Wikipedia Set a New Rule for AI Content. The ChatGPT Market Share Drop Is Related.
"Want to keep that AI-generated content? Fine, then you own it."
That's the essence of Wikipedia's new Presumptive Removal policy. The rule is blunt: if an editor is found to have used AI-generated content, administrators can mass-revert all their edits without individual review. Entire articles can be flagged for deletion.
There's an out, though. Removed content can come back, if another editor thinks it's worth saving. But they have to assume responsibility: verify every citation, rewrite the tone, stand behind every sentence with their name attached.
Why such a drastic step? For two decades, Wikipedia ran on trust between editors.
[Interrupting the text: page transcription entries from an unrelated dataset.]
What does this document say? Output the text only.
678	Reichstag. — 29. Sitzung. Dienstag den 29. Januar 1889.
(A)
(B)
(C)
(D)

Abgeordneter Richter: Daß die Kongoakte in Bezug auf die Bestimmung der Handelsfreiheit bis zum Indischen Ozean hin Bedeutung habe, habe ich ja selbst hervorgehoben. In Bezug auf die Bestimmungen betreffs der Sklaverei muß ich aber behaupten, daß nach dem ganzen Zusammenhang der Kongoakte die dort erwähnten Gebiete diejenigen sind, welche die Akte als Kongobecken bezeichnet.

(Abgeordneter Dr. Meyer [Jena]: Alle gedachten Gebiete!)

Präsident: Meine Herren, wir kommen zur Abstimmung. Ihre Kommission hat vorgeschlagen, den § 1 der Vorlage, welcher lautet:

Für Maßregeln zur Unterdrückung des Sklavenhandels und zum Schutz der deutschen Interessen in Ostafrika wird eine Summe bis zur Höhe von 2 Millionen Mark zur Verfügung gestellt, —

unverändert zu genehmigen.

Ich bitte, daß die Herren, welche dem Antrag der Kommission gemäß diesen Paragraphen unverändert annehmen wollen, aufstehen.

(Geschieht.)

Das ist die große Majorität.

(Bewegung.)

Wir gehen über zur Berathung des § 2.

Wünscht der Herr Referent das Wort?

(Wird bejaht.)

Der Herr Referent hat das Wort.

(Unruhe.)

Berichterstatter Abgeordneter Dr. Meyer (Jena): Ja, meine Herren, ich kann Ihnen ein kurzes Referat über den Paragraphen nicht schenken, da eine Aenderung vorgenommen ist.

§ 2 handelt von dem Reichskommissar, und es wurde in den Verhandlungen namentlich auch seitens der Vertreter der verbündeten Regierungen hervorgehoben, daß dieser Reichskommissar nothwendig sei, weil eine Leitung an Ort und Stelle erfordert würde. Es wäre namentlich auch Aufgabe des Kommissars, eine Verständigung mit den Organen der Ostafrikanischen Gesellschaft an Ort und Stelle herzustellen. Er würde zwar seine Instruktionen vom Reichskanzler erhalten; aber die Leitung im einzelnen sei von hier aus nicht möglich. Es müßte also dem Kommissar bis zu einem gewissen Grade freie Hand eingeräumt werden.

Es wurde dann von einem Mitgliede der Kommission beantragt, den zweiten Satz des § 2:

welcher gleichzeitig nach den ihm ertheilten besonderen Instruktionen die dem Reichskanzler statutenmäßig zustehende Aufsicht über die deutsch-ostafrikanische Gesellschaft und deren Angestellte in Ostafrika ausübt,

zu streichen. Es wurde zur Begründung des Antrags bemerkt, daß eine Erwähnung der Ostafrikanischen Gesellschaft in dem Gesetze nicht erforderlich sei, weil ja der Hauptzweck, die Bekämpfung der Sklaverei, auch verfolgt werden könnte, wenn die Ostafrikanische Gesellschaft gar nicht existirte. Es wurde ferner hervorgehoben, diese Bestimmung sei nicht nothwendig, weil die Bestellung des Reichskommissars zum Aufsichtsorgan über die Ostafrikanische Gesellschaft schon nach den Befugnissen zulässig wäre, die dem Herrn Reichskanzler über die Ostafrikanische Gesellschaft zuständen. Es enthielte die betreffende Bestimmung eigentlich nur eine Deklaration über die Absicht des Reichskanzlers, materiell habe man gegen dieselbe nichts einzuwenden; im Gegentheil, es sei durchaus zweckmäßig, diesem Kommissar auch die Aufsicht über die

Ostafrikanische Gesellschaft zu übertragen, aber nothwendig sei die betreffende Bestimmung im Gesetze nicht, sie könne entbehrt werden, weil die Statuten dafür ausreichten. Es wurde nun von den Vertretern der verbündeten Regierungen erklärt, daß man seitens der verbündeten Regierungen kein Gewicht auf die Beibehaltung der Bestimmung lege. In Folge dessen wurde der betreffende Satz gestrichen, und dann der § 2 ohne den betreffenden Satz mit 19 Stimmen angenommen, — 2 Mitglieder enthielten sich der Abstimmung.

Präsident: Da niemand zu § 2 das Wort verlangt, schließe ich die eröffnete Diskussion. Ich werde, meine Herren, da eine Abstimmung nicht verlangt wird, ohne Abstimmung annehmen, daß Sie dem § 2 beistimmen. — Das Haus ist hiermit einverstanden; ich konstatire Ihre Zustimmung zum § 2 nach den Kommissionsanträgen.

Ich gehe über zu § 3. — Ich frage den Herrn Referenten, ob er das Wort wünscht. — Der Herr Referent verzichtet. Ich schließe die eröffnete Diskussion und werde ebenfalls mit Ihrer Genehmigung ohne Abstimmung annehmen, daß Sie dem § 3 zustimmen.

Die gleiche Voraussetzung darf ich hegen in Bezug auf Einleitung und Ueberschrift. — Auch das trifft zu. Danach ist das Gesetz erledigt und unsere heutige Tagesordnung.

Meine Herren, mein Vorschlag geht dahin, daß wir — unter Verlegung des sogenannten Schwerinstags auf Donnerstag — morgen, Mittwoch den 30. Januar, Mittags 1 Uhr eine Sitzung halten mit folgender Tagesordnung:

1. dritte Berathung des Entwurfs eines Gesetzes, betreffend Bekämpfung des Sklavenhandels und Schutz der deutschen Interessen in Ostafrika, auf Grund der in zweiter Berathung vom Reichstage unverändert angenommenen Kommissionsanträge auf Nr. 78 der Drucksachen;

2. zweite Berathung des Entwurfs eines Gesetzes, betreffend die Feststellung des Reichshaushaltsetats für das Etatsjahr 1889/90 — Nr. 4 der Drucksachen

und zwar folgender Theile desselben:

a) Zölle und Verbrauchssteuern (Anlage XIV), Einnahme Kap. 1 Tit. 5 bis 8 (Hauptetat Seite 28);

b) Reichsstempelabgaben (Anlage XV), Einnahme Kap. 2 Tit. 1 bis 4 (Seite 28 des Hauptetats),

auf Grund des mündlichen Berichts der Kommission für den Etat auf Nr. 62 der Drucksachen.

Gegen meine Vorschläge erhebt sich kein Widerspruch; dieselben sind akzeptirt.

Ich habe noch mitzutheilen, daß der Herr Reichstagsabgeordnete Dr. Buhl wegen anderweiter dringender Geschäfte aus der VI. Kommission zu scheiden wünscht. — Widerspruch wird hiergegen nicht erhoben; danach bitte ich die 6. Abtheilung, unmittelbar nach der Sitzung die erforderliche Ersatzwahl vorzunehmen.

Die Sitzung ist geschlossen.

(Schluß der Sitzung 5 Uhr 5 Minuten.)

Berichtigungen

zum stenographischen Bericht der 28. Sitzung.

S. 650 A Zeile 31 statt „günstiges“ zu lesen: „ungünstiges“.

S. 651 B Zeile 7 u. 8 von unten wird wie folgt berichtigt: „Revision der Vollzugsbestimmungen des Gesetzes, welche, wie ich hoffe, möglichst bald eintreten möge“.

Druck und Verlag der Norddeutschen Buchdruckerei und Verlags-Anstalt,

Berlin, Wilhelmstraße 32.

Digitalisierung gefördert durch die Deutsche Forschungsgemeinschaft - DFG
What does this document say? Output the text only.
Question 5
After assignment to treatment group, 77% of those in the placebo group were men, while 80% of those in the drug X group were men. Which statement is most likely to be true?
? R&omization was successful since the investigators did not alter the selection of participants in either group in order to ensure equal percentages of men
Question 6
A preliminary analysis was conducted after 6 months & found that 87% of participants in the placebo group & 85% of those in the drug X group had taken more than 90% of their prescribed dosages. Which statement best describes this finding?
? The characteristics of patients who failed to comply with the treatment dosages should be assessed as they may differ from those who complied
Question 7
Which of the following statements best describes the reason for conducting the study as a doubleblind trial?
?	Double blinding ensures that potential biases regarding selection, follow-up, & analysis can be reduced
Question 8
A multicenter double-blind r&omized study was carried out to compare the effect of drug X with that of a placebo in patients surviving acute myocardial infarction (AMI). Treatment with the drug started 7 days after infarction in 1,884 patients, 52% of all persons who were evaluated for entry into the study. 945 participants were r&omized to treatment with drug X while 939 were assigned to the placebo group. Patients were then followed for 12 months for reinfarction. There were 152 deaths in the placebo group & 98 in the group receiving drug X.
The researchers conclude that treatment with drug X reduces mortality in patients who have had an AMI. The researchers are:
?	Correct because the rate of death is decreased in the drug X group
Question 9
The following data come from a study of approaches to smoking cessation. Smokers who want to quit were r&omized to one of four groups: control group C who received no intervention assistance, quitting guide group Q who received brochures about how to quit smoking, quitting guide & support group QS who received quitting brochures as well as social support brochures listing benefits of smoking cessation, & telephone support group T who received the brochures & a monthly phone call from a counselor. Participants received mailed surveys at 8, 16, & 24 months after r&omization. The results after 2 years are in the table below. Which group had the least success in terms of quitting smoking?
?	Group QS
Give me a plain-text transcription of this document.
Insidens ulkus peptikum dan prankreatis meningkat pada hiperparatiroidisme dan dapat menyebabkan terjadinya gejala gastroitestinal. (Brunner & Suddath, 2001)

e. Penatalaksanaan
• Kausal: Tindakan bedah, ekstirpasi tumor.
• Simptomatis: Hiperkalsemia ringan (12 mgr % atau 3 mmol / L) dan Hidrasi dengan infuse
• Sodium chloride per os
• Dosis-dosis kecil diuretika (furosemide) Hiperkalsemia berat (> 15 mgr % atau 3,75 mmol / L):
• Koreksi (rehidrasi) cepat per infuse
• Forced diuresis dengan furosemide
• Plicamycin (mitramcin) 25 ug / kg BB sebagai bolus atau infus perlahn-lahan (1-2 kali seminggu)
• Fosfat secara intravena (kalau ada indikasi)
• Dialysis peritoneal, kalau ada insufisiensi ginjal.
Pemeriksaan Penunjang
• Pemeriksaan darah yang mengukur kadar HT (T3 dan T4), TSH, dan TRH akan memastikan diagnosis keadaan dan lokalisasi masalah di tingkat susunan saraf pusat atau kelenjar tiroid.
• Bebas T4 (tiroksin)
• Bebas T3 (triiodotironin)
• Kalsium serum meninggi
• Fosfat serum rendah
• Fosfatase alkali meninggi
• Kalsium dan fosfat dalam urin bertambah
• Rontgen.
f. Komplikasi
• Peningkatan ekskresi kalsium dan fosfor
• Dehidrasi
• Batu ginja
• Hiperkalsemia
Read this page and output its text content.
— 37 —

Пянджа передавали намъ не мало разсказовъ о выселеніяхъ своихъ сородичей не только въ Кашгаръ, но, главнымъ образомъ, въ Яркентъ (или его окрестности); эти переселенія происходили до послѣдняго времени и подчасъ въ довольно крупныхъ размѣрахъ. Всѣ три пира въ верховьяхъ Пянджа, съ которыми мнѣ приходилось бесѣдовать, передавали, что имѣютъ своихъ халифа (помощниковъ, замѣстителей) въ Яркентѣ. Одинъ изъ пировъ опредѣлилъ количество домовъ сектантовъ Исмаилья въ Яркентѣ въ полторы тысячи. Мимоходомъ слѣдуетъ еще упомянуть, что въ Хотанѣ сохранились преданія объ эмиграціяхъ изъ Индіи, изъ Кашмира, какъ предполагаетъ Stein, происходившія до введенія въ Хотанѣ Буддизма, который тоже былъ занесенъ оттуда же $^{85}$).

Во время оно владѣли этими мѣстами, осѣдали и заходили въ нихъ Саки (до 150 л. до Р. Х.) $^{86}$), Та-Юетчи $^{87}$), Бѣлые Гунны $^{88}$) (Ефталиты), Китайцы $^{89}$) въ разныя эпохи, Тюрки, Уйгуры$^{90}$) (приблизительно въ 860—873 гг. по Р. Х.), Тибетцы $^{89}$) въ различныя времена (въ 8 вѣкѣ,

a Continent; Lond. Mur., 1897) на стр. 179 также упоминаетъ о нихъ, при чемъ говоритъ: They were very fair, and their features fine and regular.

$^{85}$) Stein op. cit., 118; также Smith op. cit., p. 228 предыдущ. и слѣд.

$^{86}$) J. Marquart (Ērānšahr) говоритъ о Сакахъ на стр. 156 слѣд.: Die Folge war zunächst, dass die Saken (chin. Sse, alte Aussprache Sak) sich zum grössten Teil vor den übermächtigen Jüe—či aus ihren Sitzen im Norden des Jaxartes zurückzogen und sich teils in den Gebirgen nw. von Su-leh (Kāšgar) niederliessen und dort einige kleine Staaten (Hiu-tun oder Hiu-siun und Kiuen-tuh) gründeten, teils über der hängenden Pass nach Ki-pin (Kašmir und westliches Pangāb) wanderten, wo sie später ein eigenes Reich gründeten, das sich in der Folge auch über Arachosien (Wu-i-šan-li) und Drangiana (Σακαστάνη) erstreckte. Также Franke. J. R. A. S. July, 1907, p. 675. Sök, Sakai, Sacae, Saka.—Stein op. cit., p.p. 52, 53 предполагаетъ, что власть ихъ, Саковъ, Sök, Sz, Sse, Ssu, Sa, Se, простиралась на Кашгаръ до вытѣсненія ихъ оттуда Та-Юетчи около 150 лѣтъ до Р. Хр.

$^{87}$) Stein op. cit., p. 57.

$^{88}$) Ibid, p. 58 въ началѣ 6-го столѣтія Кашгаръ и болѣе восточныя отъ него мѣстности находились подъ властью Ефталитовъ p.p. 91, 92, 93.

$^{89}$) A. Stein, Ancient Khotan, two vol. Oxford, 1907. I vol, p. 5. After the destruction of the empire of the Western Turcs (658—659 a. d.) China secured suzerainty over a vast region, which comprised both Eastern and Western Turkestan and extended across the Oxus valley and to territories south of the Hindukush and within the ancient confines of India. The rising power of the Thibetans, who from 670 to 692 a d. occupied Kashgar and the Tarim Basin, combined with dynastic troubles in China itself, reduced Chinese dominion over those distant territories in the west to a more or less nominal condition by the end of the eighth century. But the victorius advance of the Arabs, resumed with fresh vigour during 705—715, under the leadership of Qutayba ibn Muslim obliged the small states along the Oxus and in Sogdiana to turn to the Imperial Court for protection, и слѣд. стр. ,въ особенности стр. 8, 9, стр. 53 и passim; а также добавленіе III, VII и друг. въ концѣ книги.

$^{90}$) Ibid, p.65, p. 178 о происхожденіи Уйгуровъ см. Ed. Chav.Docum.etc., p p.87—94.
You said something happened this way; people believed you. Then AI arrived, and some editors started generating thousands of words of content that looked clean and neutral on the surface, but carried fabricated sources, assembled logic, barely detectable copyright issues. Manually checking all of it would have broken the library.
Wikipedia kept the door open. Its requirement: every piece of AI-generated text has to find a real person willing to put their name on it.
The same week, ChatGPT's market share fell below 50% for the first time in three and a half years, dropping to 46.4%.
The product hadn't gotten worse. Competitors hadn't suddenly overtaken it. In February, OpenAI signed a partnership with the U.S. Department of Defense. The day after the announcement, App Store ratings started sliding. The most common complaints all came back to one question: where does my conversation data actually go?
Nothing about the tool changed. But "do I trust the company behind this?" reached enough people that they started making different choices.
Two events. Same overlooked gap: AI drove content production costs toward zero, but "who's accountable for this?" was never really designed into the picture. Wikipedia wrote it into a formal rule. Users started voting with their tool choices.
That question is only going to get asked in more places.